JERUSALEM, 02.03.2023 (NH) – Israel hat stürmische und gewalttätige Großdemonstrationen hinter sich. Die Proteste gegen die geplante Justizreform dauerten den ganzen Tag und bis spät in die Nacht an. Was als “Nationaler Tag der Störung” ausgerufen wurde und mit Demonstrationsmärschen und Straßenblockaden im ganzen Land begann, endete mit Dutzenden Verhaftungen, Verletzten und der Rettung der Ehefrau des israelischen Premierministers aus ihrem Friseursalon in Tel Aviv. Hunderte Protestanten belagerten Sara Netanjahu über Stunden. Israels Ministerpräsident erklärte in einer Fernsehansprache: “Das Recht zu demonstrieren ist nicht das Recht auf Anarchie.”.

“Tag der Störung” in geheimen WhatsApp-Gruppen

Die Organisatoren des nationalen “Tag der Störung” riefen bereits am Dienstagabend Zehntausende dazu auf, die Alltagsroutine in Israel lahmzulegen: “Wir werden die öffentliche Ordnung angesichts einer Regierung stören, die versucht, die demokratische Ordnung zu stören.”. Der “zivile Ungehorsam” wurde von israelischen Politikern wie Ehud Barak und Benny Gantz weiter angeheizt und unterstützt. In geheimen WhatsApp Gruppen organisierten sich die Protestler und planten die angekündigten “Überraschungsdemonstrationen”.

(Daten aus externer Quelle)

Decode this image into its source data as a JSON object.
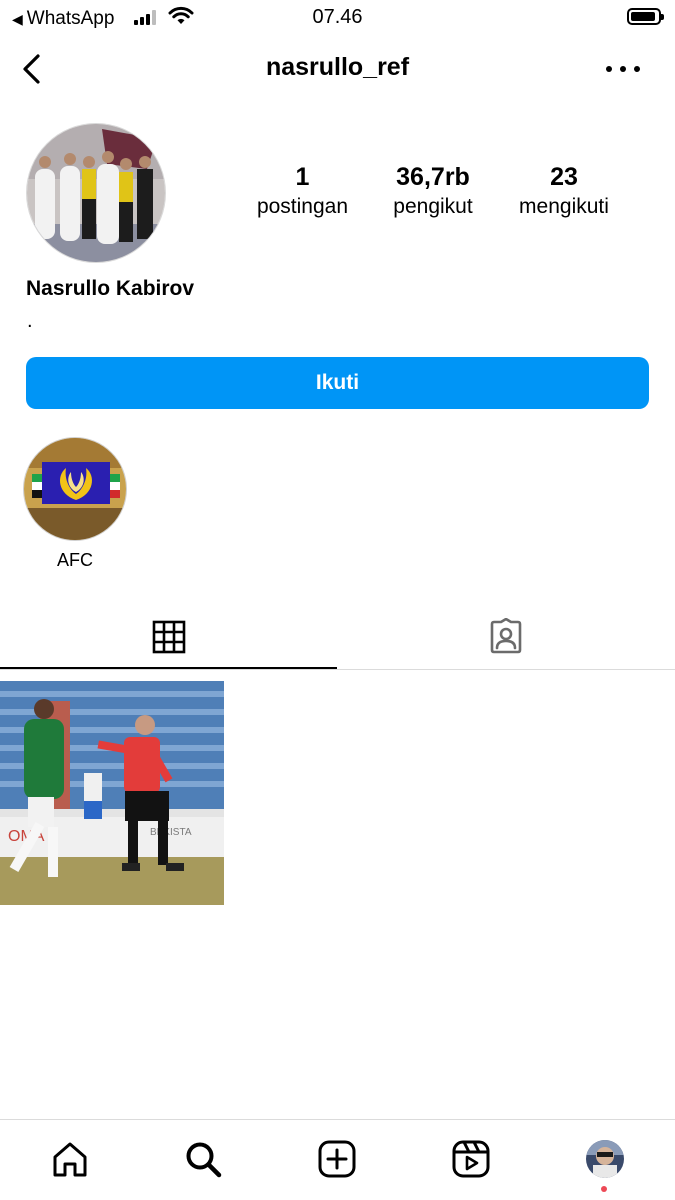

Bereits um 7:30 Uhr wurde von ersten Straßenblockaden auf der Autobahn zwischen Tel Aviv und Jerusalem berichtet. Über eine Stunde blockierten Reservisten der Armee mit Stacheldrahtzäunen die Strecke nach Jerusalem. Neben Israels zentraler Autobahnverbindung wurden Dutzende weitere Autobahnkreuze, öffentliche Plätze und Verkehrsmittel im ganzen Land blockiert. Israelis, die im Voraus auf öffentliche Verkehrsmittel umgestiegen sind, stießen auch dort auf die aggressiven Protestler. An den Bahnhöfen in Tel Aviv und Binjamina blockierten Demonstranten die Türen und behinderten die Abfahrt der Züge und Busse.

Von Eltern mit Schulkindern, Ärzten, Professoren und Studenten bis hin zu Landwirten mit Traktoren schlossen sich Tausende Israelis den landesweiten Protestzügen an. Immer wieder durchbrachen die Demonstranten gewaltsam polizeiliche Straßensperren und sorgten für stundenlanges Chaos auf den Straßen.

Demonstranten durchbrechen Straßensperren in Tel Aviv und stoßen gewaltsam mit der Polizei zusammen. Foto: Erik Marmor / Flash90

Anarchie oder Recht auf Protest
Den ganzen Tag über kam es zu Verhaftungen von Demonstranten, mehrere Protestler sollen medizinische Behandlung benötigt haben. Einer der Organisatoren des “Störungstages” erklärte, dass die Polizei Grenzen überschreite und die demokratischen Proteste mit dem Einsatz von schwerer körperlicher Gewalt behindere. “Wir fordern den Polizeichef auf, die Beamten anzuweisen, die Gewalt einzustellen.”. Der Organisator bezog sich damit auf den Einsatz von Tränengas, Blendgranaten und Wasserwerfer, was später in den israelischen Medien scharf kritisiert wurde. Polizeiliches Eingreifen, um die Routine des Landes wiederherzustellen, wurde als aggressive Polizeigewalt abgestempelt.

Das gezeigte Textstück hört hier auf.